Eamonn Fingleton gets it about as wrong as is possible in his 300-word criticism of myself (No. 1 Shimbun, July).

He says, quote: “We have never met before and I have never given him (Clark) any reason for grumpiness.” In fact we have met, at an Irish Embassy reception a few years back, where I congratulated him, most un-grumpily, on the important work he has done highlighting Japan’s manufacturing prowess and determination. Japanese manufacturing skill is also one of my favorite themes (the monozukuri culture), but he has taken it much further than I have. I am constantly amazed by the quality of his research, and I told him that. He has a very selective memory.

I also told him he did not deserve the flak he was getting for his book predicting, wrongly, that Japan would overtake the U.S. by year 2000. Neither he nor I was to know the U.S. would bubble its economy, replacing manufacturing with financial industry gimmicks. Nor was he to know that Japan’s economy would be wrecked by the Koizumi-Takenaka duo naively relying on U.S. supply-side economic policies, though he could have realized this was coming from the Hashimoto-era policies.

As for the grumpiness charge, wrong again, and badly. Some years back he backed out of a planned FCCJ debate, on the grounds that since the establishment was plotting to get him, questions should not be allowed (a debate without questions? At the FCCJ?).

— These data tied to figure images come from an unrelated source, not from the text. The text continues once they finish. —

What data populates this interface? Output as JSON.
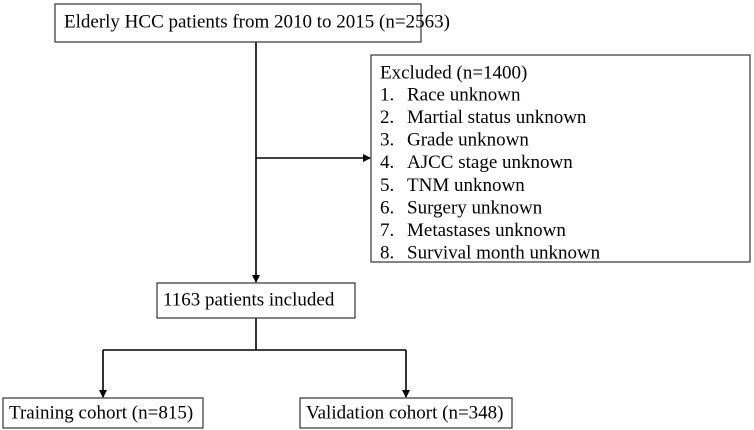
{
  "nodes": [
    {
      "label": "Elderly HCC patients from 2010 to 2015 (n=2563)"
    },
    {
      "label": "Excluded (n=1400)",
      "items": [
        {
          "marker": "1.",
          "text": "Race unknown"
        },
        {
          "marker": "2.",
          "text": "Martial status unknown"
        },
        {
          "marker": "3.",
          "text": "Grade unknown"
        },
        {
          "marker": "4.",
          "text": "AJCC stage unknown"
        },
        {
          "marker": "5.",
          "text": "TNM unknown"
        },
        {
          "marker": "6.",
          "text": "Surgery unknown"
        },
        {
          "marker": "7.",
          "text": "Metastases unknown"
        },
        {
          "marker": "8.",
          "text": "Survival month unknown"
        }
      ]
    },
    {
      "label": "1163 patients included"
    },
    {
      "label": "Training cohort (n=815)"
    },
    {
      "label": "Validation cohort (n=348)"
    }
  ]
}
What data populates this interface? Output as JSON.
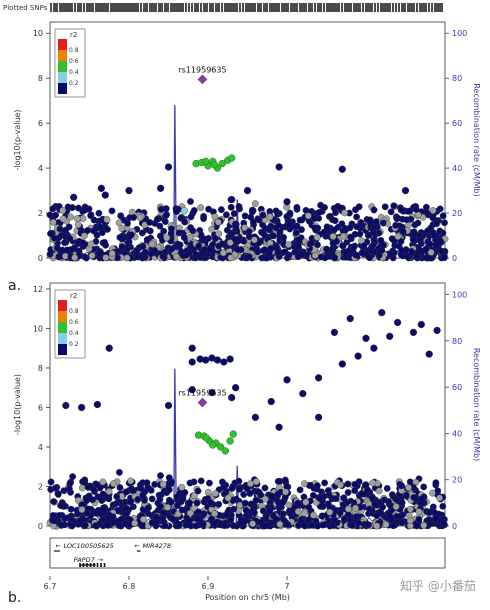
{
  "header": {
    "plotted_snps_label": "Plotted SNPs"
  },
  "panel_labels": {
    "a": "a.",
    "b": "b."
  },
  "colors": {
    "recomb_line": "#3a3aa8",
    "axis_right": "#3a3aa8",
    "lead_snp": "#8e3aa8",
    "r2_high": "#e02020",
    "r2_08": "#f08000",
    "r2_06": "#30c030",
    "r2_04": "#87ceeb",
    "r2_low": "#0a0a6b",
    "no_ld": "#a0a0a0"
  },
  "watermark": "知乎 @小番茄",
  "chart_data": [
    {
      "type": "scatter",
      "panel": "a",
      "ylabel": "-log10(p-value)",
      "y2label": "Recombination rate (cM/Mb)",
      "xlabel": "",
      "xlim": [
        6.7,
        7.2
      ],
      "ylim": [
        0,
        10.5
      ],
      "y_ticks": [
        "0",
        "2",
        "4",
        "6",
        "8",
        "10"
      ],
      "y2_ticks": [
        "0",
        "20",
        "40",
        "60",
        "80",
        "100"
      ],
      "legend_title": "r2",
      "legend_labels": [
        "0.8",
        "0.6",
        "0.4",
        "0.2"
      ],
      "lead_snp": {
        "name": "rs11959635",
        "x": 6.893,
        "y": 7.95
      },
      "green_cluster": [
        [
          6.885,
          4.2
        ],
        [
          6.892,
          4.25
        ],
        [
          6.9,
          4.1
        ],
        [
          6.906,
          4.3
        ],
        [
          6.912,
          4.0
        ],
        [
          6.918,
          4.2
        ],
        [
          6.925,
          4.35
        ],
        [
          6.93,
          4.45
        ],
        [
          6.897,
          4.3
        ],
        [
          6.908,
          4.15
        ]
      ],
      "light_blue": [
        [
          6.87,
          2.1
        ]
      ],
      "highlights": [
        [
          6.85,
          4.05
        ],
        [
          6.99,
          4.05
        ],
        [
          7.07,
          3.95
        ],
        [
          6.765,
          3.1
        ],
        [
          6.8,
          3.0
        ],
        [
          6.84,
          3.1
        ],
        [
          6.95,
          3.0
        ],
        [
          7.15,
          3.0
        ],
        [
          6.73,
          2.7
        ],
        [
          6.77,
          2.8
        ],
        [
          6.93,
          2.6
        ],
        [
          7.0,
          2.5
        ]
      ],
      "recomb_spikes": [
        [
          6.858,
          68
        ],
        [
          6.937,
          26
        ]
      ],
      "seed": 11
    },
    {
      "type": "scatter",
      "panel": "b",
      "ylabel": "-log10(p-value)",
      "y2label": "Recombination rate (cM/Mb)",
      "xlabel": "Position on chr5 (Mb)",
      "xlim": [
        6.7,
        7.2
      ],
      "ylim": [
        0,
        12.3
      ],
      "x_ticks": [
        "6.7",
        "6.8",
        "6.9",
        "7"
      ],
      "y_ticks": [
        "0",
        "2",
        "4",
        "6",
        "8",
        "10",
        "12"
      ],
      "y2_ticks": [
        "0",
        "20",
        "40",
        "60",
        "80",
        "100"
      ],
      "legend_title": "r2",
      "legend_labels": [
        "0.8",
        "0.6",
        "0.4",
        "0.2"
      ],
      "lead_snp": {
        "name": "rs11959635",
        "x": 6.893,
        "y": 6.25
      },
      "green_cluster": [
        [
          6.888,
          4.6
        ],
        [
          6.895,
          4.55
        ],
        [
          6.902,
          4.3
        ],
        [
          6.91,
          4.2
        ],
        [
          6.916,
          4.0
        ],
        [
          6.922,
          3.8
        ],
        [
          6.928,
          4.3
        ],
        [
          6.932,
          4.65
        ],
        [
          6.898,
          4.45
        ],
        [
          6.906,
          4.1
        ]
      ],
      "light_blue": [],
      "highlights": [
        [
          6.775,
          9.0
        ],
        [
          6.88,
          8.3
        ],
        [
          6.89,
          8.45
        ],
        [
          6.897,
          8.4
        ],
        [
          6.905,
          8.5
        ],
        [
          6.912,
          8.4
        ],
        [
          6.92,
          8.3
        ],
        [
          6.928,
          8.45
        ],
        [
          6.88,
          9.0
        ],
        [
          6.72,
          6.1
        ],
        [
          6.74,
          6.0
        ],
        [
          6.76,
          6.15
        ],
        [
          6.85,
          6.1
        ],
        [
          6.88,
          6.9
        ],
        [
          6.905,
          6.75
        ],
        [
          6.93,
          6.5
        ],
        [
          6.935,
          7.0
        ],
        [
          6.96,
          5.5
        ],
        [
          6.98,
          6.3
        ],
        [
          7.0,
          7.4
        ],
        [
          7.04,
          7.5
        ],
        [
          7.06,
          9.8
        ],
        [
          7.08,
          10.5
        ],
        [
          7.12,
          10.8
        ],
        [
          7.14,
          10.3
        ],
        [
          7.17,
          10.2
        ],
        [
          7.19,
          9.9
        ],
        [
          7.13,
          9.6
        ],
        [
          7.16,
          9.8
        ],
        [
          7.1,
          9.5
        ],
        [
          7.18,
          8.7
        ],
        [
          7.11,
          9.0
        ],
        [
          7.09,
          8.6
        ],
        [
          7.07,
          8.2
        ],
        [
          7.02,
          6.7
        ],
        [
          7.04,
          5.5
        ],
        [
          6.99,
          5.0
        ]
      ],
      "recomb_spikes": [
        [
          6.858,
          68
        ],
        [
          6.937,
          26
        ]
      ],
      "seed": 29
    }
  ],
  "gene_track": {
    "genes": [
      {
        "name": "LOC100505625",
        "arrow": "←",
        "x": 6.712,
        "y_row": 0,
        "line_start": 6.705,
        "line_end": 6.71
      },
      {
        "name": "MIR4278",
        "arrow": "←",
        "x": 6.812,
        "y_row": 0,
        "line_start": 6.81,
        "line_end": 6.812
      },
      {
        "name": "PAPD7",
        "arrow": "→",
        "x": 6.735,
        "y_row": 1,
        "line_start": 6.737,
        "line_end": 6.758
      }
    ]
  }
}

In addition to the Narita location issue, he also said something about Tokyo’s refusal to release the Shiodome land for sale at the height of the Bubble (another topic close to my heart) being an LDP plot to drive land prices even higher. I had good reason to believe it was not a plot, that it was a typical piece of Tokyo economic stupidity (you keep prices down by restricting supply). I went on to suggest that in addition to his worries about debate questions, he was prone to seeing plots, including the Narita location and Shiodome land-sale issues, even when they did not exist.

But I tried not to hurt his feelings by using a conditional word like “maybe” somewhere in the text. In reply, he seized on my use of the conditional to avoid answering any of my points, stating baldly, and even more grumpily, that by using the conditional I had admitted I was uncertain of my facts, and he did not have to say anything more, period.

I was indeed certain of my facts. So when he recently launched into his improbable thesis that Japan and China have long been in cahoots with each other and are just pretending to be hostile, I could not resist the temptation finally to come back to the argument he avoided answering earlier, namely, his belief that the Narita location was a Tokyo plot to discourage overseas travel (this at a time when JETRO was shifting from export promotion to import promotion, including increased overseas tourism, to reduce the balance of payments surplus and the endaka it was causing ).

My own hunch was that it was a typical piece of Tokyo bureaucratic stupidity has since been confirmed.

I would be happy to accept his offer of a debate, except that on the topic he has chosen – Tokyo’s manipulation of information – I am totally in agreement.
I too have written about the Unit 731
connection with postwar Japan’s establishment. Maybe (I repeat “maybe” with tongue in cheek) I have stuck my neck out even more than he has by challenging the way Tokyo has manipulated the NK abduction issue.

Do that and you really do run into flak, serious flak.